Please Note: if administrator found any host into not responding state, for initial investigation, Please open a case with Broadcom technical support for further investigation.
- Ping the Host: Check if the host responds to ping requests.
- Check Management Network: Ensure the management interface is reachable via vCenter or SSH.
- Test vSAN Network: Confirm vSAN VMkernel adapters are online and reachable between hosts.
- Navigate to vCenter > Monitor > vSAN > Health for cluster-wide alerts.
- Check for Hosts disconnected or Network partition warnings.
- Use out-of-band management tools (iLO/iDRAC) to verify power, fans, and NIC status.
- Ensure storage devices (disks, HBAs) are detected and healthy.

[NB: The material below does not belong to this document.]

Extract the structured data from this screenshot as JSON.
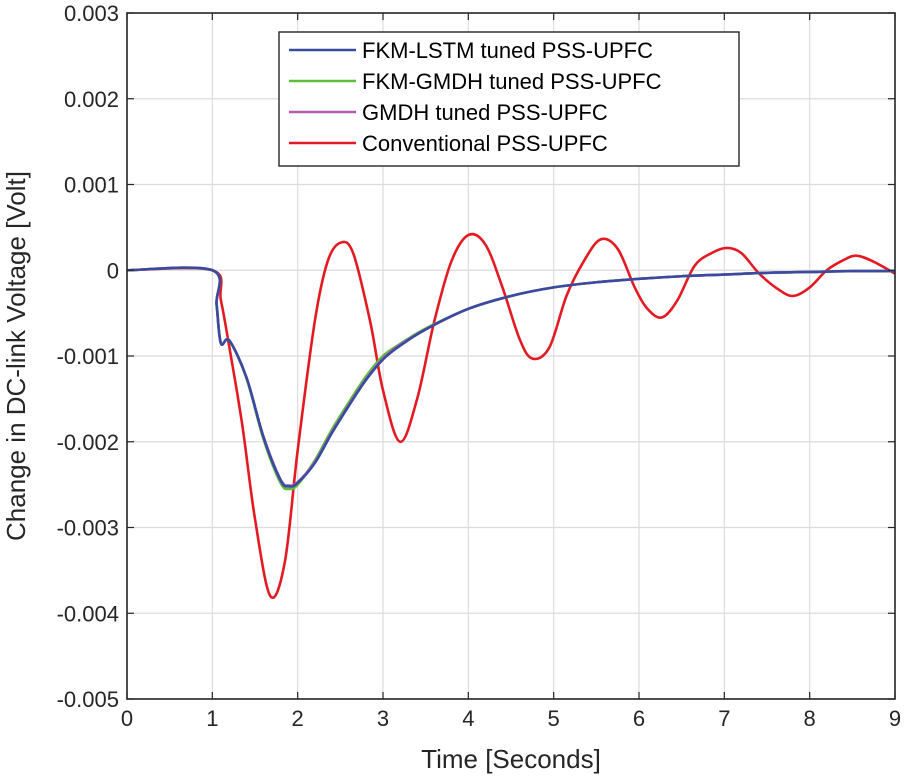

- Restart Management Services
- Access the host via ESXi console or SSH: Restarts vSAN management services
/etc/init.d/vpxa restart && /etc/init.d/hostd restart && /etc/init.d/vsanmgmtd restart
- If SSH is unavailable, use the Direct Console User Interface (DCUI).
- Use `df -h` via SSH to ensure the ESXi boot partition is not full.
- Resolve space issues by removing logs or unnecessary files.
- Validate Network Configuration
- Ensure vSAN VMkernel adapters are on the correct subnet and VLAN.
- Verify physical switch port statistics for errors/discards.
- Confirm firewall rules allow vSAN traffic (TCP/UDP 12321, 23451).
- Host Logs (via SSH):
/var/log/vmware/vsan-health.log # vSAN health service
/var/log/vmware/hostd.log # Host management service
- vCenter Logs: Check for cluster reconfiguration events.
- Ensure the host is still part of the vSAN cluster in vCenter.
- Look for recent cluster reconfiguration or partition events.
- vSAN Performance graph: Use the vSAN Performance tool to analyze network latency/throughput.